イラン核合意の復活へ。サウジは初めてイランに和解をよびかけ

坂井定雄 (龍谷大学名誉教授)

 バイデン米大統領の政権発足から3か月半。トランプ前政権下の米国とイスラエルがイランを敵視して、危なさが拡まっていた世界の石油の宝庫ペルシャ湾に、はやくも緊張緩和の兆しが見えてきた。4月上旬、春を待っていたかのように、バイデン政権は、トランプ政権が敵視してきたイランとの3年ぶりの和解交渉を、国際原子力機関(IAEA)本部があるウイーンで開始した。双方の代表はオバマ政権でイランとの核合意にかかわったマレーイラン担当特使、イランはアラグチ外務次官。以後、英国、フランス、ドイツ、ロシア、中国とIAEA本部の代表も必要に応じて加わり、トランプ政権が脱退し、イラン制裁を復活したため、弱体化した「イラン核合意」の復活を目指している。

 米国を含め6か国とイランは、2015年7月、イランの核開発の平和利用と国際協力を定めた「合意」文書に調印、10月に発効。
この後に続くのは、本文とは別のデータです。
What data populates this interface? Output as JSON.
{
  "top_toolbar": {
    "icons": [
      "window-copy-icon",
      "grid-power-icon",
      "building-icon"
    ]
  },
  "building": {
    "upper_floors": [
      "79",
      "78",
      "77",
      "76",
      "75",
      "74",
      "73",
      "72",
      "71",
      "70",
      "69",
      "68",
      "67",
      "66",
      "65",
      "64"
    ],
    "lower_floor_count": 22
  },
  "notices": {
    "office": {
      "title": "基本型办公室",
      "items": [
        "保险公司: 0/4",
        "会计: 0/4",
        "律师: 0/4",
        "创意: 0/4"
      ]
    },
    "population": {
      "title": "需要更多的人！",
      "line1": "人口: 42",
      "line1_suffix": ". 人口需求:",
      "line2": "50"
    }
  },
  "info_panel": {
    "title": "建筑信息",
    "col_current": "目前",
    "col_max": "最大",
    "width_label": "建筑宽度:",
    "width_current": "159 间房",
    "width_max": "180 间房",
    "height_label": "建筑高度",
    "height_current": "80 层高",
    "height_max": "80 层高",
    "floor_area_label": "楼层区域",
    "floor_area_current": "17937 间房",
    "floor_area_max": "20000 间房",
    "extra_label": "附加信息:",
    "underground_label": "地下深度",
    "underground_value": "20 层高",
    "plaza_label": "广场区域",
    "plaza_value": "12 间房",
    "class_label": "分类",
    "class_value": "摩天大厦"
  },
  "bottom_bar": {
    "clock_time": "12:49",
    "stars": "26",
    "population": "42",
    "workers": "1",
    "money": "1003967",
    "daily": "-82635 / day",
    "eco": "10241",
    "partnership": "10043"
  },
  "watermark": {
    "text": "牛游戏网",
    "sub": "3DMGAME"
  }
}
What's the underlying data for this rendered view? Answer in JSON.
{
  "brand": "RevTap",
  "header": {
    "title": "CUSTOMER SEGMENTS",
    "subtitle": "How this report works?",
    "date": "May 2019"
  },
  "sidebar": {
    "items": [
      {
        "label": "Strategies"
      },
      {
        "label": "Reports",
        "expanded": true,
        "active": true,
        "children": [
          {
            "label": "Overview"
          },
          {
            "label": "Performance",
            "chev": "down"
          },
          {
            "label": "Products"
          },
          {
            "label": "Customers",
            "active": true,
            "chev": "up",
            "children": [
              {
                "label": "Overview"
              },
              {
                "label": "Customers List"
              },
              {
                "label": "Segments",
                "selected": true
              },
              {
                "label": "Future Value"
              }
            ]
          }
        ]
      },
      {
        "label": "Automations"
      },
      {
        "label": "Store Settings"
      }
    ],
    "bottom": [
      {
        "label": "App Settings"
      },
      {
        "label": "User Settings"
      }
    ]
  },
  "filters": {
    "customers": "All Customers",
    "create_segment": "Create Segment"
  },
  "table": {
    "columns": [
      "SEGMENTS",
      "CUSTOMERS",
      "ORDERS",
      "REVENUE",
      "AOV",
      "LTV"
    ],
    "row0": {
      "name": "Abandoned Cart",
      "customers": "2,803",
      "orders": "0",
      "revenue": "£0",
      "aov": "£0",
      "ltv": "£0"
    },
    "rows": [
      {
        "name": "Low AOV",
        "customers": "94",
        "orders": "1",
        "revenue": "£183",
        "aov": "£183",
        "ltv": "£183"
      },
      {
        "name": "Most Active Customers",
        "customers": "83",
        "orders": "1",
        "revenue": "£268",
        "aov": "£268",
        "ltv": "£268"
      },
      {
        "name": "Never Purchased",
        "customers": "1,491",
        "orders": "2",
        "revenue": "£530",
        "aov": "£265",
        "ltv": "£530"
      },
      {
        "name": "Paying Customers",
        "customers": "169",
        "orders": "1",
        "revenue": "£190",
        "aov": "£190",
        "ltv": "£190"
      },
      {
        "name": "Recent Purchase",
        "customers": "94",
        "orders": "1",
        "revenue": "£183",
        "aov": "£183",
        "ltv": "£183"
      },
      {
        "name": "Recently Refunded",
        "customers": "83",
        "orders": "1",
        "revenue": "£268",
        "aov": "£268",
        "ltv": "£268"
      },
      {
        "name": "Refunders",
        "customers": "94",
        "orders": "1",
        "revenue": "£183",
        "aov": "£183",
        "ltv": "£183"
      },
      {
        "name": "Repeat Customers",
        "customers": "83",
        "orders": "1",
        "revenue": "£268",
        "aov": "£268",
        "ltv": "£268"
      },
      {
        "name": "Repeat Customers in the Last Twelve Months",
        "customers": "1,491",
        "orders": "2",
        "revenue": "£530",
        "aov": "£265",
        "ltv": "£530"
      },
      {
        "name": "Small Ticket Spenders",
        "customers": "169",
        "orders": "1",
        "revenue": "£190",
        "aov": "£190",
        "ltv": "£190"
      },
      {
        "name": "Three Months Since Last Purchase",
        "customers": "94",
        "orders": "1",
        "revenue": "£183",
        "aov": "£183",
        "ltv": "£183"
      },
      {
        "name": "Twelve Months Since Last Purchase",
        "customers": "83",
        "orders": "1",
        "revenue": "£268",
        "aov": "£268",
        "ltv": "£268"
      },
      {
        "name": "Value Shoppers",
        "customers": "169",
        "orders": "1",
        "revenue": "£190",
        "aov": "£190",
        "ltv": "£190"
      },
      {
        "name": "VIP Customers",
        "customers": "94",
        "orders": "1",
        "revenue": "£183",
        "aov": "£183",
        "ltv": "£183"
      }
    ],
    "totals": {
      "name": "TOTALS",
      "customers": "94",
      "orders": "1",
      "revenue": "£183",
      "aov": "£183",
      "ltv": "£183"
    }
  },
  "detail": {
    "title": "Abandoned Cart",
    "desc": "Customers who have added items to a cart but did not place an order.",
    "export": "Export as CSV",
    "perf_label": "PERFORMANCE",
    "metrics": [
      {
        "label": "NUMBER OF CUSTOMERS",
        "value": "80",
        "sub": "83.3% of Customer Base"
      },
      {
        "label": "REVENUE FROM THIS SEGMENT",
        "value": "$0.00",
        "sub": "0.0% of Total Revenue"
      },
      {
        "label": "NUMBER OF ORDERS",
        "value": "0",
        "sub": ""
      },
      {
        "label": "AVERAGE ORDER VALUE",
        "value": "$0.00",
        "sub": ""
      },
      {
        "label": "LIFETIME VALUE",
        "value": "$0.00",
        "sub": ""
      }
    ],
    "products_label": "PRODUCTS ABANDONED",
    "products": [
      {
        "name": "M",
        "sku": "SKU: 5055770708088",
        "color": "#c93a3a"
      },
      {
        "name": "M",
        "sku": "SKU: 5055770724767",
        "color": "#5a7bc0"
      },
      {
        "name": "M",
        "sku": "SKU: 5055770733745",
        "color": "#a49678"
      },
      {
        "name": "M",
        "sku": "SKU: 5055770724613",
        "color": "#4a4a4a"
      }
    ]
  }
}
国際原子力機関(IAEA)は16年1月、イランがウラン濃縮の停止をはじめ「合意」の実行をしていること確認。以後もIAEAは査察で、これを同様に確認してきた。
 ところが、トランプ前政権は2018年5月、このイランとの合意から一方的に離脱。以後、イランに対する制裁を原油、金融、海運、自動車部門での禁輸はじめ1,500件以上の禁輸で、イランを苦しめてきた。日本の場合、原油輸入国の順位では、イランは、2016年度4位、17年度は6位、19年は9位と低下している。
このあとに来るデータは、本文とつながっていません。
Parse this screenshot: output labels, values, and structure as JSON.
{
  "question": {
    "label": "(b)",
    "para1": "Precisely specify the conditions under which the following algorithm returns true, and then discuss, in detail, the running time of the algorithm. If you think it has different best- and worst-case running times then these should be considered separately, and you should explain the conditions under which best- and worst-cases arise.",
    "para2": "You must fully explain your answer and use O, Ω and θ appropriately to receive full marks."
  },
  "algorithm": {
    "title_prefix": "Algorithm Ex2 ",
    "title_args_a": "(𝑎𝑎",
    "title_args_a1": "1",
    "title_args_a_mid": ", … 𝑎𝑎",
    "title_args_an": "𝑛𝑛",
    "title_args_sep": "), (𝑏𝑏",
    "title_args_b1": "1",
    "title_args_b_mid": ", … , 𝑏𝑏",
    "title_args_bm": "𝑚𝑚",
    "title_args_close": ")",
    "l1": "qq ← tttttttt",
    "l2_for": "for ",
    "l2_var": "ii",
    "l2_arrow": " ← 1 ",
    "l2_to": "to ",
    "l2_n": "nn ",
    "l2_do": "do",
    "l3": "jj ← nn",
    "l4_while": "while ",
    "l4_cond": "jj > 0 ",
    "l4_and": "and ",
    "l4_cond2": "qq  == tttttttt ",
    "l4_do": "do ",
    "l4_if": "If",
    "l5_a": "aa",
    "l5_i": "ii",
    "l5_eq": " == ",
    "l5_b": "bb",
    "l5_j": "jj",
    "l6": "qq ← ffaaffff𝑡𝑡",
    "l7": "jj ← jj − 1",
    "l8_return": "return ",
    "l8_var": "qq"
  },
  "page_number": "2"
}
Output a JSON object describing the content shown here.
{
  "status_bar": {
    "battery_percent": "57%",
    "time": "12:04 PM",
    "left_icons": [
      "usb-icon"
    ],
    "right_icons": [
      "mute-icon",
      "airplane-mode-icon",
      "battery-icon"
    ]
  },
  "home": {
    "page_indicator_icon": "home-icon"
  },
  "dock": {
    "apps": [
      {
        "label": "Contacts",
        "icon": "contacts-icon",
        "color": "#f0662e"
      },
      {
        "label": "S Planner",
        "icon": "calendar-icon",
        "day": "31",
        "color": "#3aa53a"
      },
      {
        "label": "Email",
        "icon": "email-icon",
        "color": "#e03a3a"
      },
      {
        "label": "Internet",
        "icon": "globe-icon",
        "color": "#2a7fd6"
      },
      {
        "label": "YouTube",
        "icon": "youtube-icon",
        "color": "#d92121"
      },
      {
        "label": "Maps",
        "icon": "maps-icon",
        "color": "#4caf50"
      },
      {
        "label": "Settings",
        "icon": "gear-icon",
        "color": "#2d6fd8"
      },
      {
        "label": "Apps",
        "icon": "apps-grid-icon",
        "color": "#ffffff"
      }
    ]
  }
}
 イランはトランプ政権下の米国の制裁に抵抗して、2015年7月の米国を含めた「合意」事項に逸脱するとしながら、低濃縮ウラン貯蔵量上限300キロの制限を遵守しないと発表。さらに、「合意」で認められているウラン濃縮度上限3.67%をこえて約4.5%にしたと表明。9月には核関連研究開発の制限を全廃、新遠心分離機の稼働を発表。20年1月には中部ファルドの地下研究施設でのウラン濃縮を進めると発表した。
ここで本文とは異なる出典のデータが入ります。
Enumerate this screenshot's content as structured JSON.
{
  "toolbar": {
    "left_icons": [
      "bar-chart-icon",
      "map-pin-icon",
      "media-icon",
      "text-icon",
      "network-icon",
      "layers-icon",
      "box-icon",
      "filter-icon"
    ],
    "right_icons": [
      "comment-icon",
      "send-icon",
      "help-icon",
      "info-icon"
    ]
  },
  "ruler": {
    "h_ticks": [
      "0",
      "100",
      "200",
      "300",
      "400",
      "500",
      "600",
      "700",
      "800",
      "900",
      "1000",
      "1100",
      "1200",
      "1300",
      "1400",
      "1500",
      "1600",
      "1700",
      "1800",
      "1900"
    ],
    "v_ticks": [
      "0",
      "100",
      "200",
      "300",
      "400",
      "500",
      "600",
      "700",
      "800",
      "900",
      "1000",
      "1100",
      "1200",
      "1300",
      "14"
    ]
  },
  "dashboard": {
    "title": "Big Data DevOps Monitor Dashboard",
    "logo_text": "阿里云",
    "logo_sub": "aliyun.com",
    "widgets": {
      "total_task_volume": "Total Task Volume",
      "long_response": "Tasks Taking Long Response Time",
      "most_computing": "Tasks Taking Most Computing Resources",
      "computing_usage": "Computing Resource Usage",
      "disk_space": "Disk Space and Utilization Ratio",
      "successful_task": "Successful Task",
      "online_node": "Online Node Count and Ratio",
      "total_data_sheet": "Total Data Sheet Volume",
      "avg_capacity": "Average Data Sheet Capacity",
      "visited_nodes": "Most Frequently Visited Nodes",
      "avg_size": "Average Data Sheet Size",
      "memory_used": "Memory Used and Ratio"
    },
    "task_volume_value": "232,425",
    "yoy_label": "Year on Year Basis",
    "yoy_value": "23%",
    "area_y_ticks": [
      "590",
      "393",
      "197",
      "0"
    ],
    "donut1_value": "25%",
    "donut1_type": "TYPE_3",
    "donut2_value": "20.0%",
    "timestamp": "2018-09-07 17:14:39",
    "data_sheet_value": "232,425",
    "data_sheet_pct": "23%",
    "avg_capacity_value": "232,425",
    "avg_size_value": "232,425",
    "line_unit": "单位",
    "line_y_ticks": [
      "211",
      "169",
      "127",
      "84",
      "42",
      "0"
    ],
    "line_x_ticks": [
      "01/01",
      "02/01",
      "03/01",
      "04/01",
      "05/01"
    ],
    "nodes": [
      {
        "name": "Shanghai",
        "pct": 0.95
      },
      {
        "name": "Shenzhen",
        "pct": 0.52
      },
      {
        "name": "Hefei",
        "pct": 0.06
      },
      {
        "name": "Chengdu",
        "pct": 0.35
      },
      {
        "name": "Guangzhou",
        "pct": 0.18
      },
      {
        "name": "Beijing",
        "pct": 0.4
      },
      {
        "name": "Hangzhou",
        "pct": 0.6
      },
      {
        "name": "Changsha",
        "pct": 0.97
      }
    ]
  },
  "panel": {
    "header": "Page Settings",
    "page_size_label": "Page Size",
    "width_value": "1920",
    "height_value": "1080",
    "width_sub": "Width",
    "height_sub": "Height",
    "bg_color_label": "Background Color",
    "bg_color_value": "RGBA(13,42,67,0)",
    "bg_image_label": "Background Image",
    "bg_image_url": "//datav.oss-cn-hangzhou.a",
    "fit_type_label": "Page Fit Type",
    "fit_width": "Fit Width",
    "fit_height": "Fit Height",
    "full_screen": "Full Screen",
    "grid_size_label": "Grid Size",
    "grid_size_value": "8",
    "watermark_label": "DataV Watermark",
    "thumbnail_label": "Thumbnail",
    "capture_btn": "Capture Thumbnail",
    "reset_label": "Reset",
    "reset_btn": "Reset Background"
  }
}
 さらに21年1月4日、イラン原子力庁は、ファルドの施設でウラン濃縮度を20%に引き上げたことを明らかにした。6か国「合意」の制限を大きくオーバーしている。同庁によると、同月中に濃縮度20%ウランの貯蔵量は50キロに達している。
 核弾頭として使用するためには、最低90%以上の濃縮度が必要だが、20%から90%台に濃縮度を上げるのは、容易だとする専門家も少なくない。
 イランは最近まで、IAEAの予告なし査察を受け入れてきたが、最近になって、予告なし査察を拒否すると通告。トランプ政権以来の米国の制裁が5月末までに解除されなければ、IAEAが設置した監視カメラの録画映像を削除すると通告したという。
 イランとしては、2015年の「合意」の完全復活を求めているが、米国の新政権を信頼しきれず、いわば交渉戦術で、前記のような「合意」に反する行動をやって見せているのではないか。
 主にウイーンで行われている、IAEA・6か国とイランの交渉が妥結して、「核合意」が復活すれば、ペルシャ湾とホルムズ海峡の緊張緩和に、大いに役立つに違いない。